Sous la coupole, un gradin circulaire, inspiré par la Halqa, offre une scène pour l'expression artistique. L’arrière du bâtiment, autrefois dédié aux entreprises de transport, est transformé en logements pour artistes, tandis que les structures avoisinantes sont aménagées en ateliers pour artisans.
L'immense aire autrefois dédiée au stationnement des bus est maintenant revêtue d'un sol aux porosités variées, créé à partir de matériaux recyclés des marbreries locales, reflétant une approche d'économie circulaire. Des arbres et des structures métalliques supportant une canopée créent un environnement ombragé. Un système de récupération des eaux de pluie, associé à un réseau d’irrigation visible, aide à entretenir la végétation et à rafraîchir le lieu, qui devient ainsi idéal pour accueillir des marchands et organiser des événements en plein air.

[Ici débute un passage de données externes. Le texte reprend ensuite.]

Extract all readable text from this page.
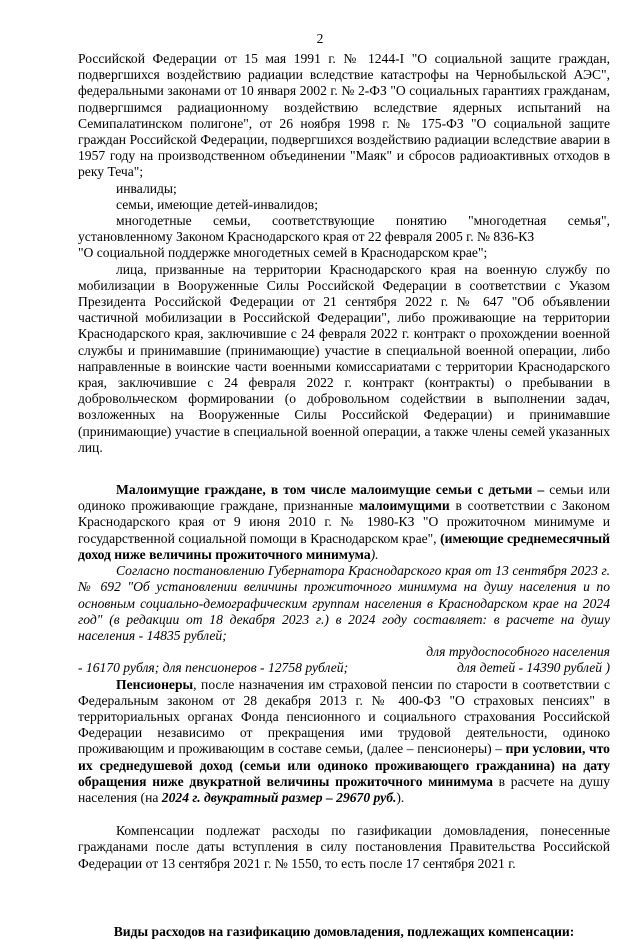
2

Российской Федерации от 15 мая 1991 г. № 1244-I "О социальной защите граждан, подвергшихся воздействию радиации вследствие катастрофы на Чернобыльской АЭС", федеральными законами от 10 января 2002 г. № 2-ФЗ "О социальных гарантиях гражданам, подвергшимся радиационному воздействию вследствие ядерных испытаний на Семипалатинском полигоне", от 26 ноября 1998 г. № 175-ФЗ "О социальной защите граждан Российской Федерации, подвергшихся воздействию радиации вследствие аварии в 1957 году на производственном объединении "Маяк" и сбросов радиоактивных отходов в реку Теча";

инвалиды;

семьи, имеющие детей-инвалидов;

многодетные семьи, соответствующие понятию "многодетная семья", установленному Законом Краснодарского края от 22 февраля 2005 г. № 836-КЗ

"О социальной поддержке многодетных семей в Краснодарском крае";

лица, призванные на территории Краснодарского края на военную службу по мобилизации в Вооруженные Силы Российской Федерации в соответствии с Указом Президента Российской Федерации от 21 сентября 2022 г. № 647 "Об объявлении частичной мобилизации в Российской Федерации", либо проживающие на территории Краснодарского края, заключившие с 24 февраля 2022 г. контракт о прохождении военной службы и принимавшие (принимающие) участие в специальной военной операции, либо направленные в воинские части военными комиссариатами с территории Краснодарского края, заключившие с 24 февраля 2022 г. контракт (контракты) о пребывании в добровольческом формировании (о добровольном содействии в выполнении задач, возложенных на Вооруженные Силы Российской Федерации) и принимавшие (принимающие) участие в специальной военной операции, а также члены семей указанных лиц.

Малоимущие граждане, в том числе малоимущие семьи с детьми – семьи или одиноко проживающие граждане, признанные малоимущими в соответствии с Законом Краснодарского края от 9 июня 2010 г. № 1980-КЗ "О прожиточном минимуме и государственной социальной помощи в Краснодарском крае", (имеющие среднемесячный доход ниже величины прожиточного минимума).

Согласно постановлению Губернатора Краснодарского края от 13 сентября 2023 г. № 692 "Об установлении величины прожиточного минимума на душу населения и по основным социально-демографическим группам населения в Краснодарском крае на 2024 год" (в редакции от 18 декабря 2023 г.) в 2024 году составляет: в расчете на душу населения - 14835 рублей;

для трудоспособного населения
- 16170 рубля; для пенсионеров - 12758 рублей;	для детей - 14390 рублей )

Пенсионеры, после назначения им страховой пенсии по старости в соответствии с Федеральным законом от 28 декабря 2013 г. № 400-ФЗ "О страховых пенсиях" в территориальных органах Фонда пенсионного и социального страхования Российской Федерации независимо от прекращения ими трудовой деятельности, одиноко проживающим и проживающим в составе семьи, (далее – пенсионеры) – при условии, что их среднедушевой доход (семьи или одиноко проживающего гражданина) на дату обращения ниже двукратной величины прожиточного минимума в расчете на душу населения (на 2024 г. двукратный размер – 29670 руб.).

Компенсации подлежат расходы по газификации домовладения, понесенные гражданами после даты вступления в силу постановления Правительства Российской Федерации от 13 сентября 2021 г. № 1550, то есть после 17 сентября 2021 г.

Виды расходов на газификацию домовладения, подлежащих компенсации:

Cette rénovation préserve l’architecture originale tout en intégrant des aménagements adaptés aux besoins de la communauté. Ainsi, la gare d'Al Kamra évolue en un centre de transit renouvelé, soutenant l'économie locale et favorisant la culture, la création artistique et artisanale, un espace ouvert à tous, stimulant la cohésion sociale.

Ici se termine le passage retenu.